The AG elaborated a general definition of this concept and concluded that the term “trial resulting in the decision” is to be interpreted as any step of the proceedings which has the decisive influence on the decision on the deprivation of a person’s liberty. This is because the person in question must be given the opportunity to influence the final decision concerning his or her liberty. As a result, Art. 4a(1) FD EAW also applies if the person concerned was absent in the proceedings revoking the suspension of the prison sentence or in the proceedings finding guilt and determining the sentence for the second offence that triggered the revocation. Therefore, the Irish authorities would be allowed to refuse the execution of respective EAWs unless one of the scenarios in Art. 4a(1)(a)-(d) FD EAW had applied in the cases at issue.
If the CJEU were not to follow the proposed definition, the AG provides her view on a second set of questions referred by the Irish court, i.e. whether it could deny the EAWs because the in absentia proceedings infringed Art. 6 ECHR – the defendants right to a fair trial.
According to AG Ćapeta this question implicitly raise the issue whether Art. 1(3) FD EAW allows for additional reasons to refuse surrender on account of fundamental rights infringements in the issuing state, be it as a result of a “flagrant denial of justice”, or of the breach of the essence of the fundamental right to a fair trial.

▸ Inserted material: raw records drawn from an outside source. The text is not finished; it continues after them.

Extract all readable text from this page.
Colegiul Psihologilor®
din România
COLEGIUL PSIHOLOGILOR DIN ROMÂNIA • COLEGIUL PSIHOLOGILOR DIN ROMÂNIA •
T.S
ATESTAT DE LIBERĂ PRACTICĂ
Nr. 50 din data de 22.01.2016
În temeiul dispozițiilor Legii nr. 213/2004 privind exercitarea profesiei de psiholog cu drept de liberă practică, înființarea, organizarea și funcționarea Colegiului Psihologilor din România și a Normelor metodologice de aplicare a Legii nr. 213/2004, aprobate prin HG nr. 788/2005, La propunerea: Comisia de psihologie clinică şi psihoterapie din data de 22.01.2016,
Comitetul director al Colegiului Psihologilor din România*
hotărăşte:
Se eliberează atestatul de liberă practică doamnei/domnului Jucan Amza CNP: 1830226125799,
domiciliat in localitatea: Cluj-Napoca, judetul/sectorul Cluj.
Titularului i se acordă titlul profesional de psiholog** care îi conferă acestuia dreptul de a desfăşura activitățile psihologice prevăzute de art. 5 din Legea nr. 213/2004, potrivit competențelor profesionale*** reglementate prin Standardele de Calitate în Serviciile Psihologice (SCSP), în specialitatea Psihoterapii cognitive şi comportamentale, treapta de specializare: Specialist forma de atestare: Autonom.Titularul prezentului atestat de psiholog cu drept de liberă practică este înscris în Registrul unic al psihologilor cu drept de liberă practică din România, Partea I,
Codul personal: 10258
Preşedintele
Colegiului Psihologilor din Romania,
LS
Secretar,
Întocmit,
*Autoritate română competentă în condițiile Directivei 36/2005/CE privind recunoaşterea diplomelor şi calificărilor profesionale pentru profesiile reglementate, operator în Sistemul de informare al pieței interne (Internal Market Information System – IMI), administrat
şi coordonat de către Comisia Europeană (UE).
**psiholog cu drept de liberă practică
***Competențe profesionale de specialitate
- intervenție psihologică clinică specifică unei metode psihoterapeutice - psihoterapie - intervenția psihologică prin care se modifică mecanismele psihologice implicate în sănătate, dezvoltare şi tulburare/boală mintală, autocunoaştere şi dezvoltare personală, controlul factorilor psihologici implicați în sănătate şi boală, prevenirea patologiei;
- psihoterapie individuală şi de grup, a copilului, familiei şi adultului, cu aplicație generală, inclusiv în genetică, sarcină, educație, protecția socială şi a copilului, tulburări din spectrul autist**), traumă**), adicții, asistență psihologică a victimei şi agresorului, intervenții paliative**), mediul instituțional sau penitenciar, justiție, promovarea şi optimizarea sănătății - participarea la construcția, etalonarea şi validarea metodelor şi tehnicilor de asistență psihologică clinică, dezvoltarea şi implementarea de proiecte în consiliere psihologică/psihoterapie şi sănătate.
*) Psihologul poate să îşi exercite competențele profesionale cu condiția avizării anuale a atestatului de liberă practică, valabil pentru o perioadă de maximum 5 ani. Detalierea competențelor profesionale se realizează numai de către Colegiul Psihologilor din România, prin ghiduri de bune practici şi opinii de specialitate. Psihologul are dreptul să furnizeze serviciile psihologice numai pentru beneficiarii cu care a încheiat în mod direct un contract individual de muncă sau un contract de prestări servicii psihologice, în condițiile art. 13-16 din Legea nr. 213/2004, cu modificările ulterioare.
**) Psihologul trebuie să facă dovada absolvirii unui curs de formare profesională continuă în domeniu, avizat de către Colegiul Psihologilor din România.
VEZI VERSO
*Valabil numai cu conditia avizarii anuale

The AG answers this question in the negative. The executing authority cannot refuse EAWs on account of breaches of fundamental rights unless it first established systemic or generalised deficiencies in the protection of the right to a fair trial in the issuing state. Allowing verifications of the respect of fundamental rights in each individual case means the reversal of the EAW mechanism to something more similar to the pre-existing extradition procedures and compromise the aim that surrender can happen quickly. This argumentation is fully in line with the recent opinion by AG Richard de la Tour in the Puig Gordi case C-158/21 (→ separate news item).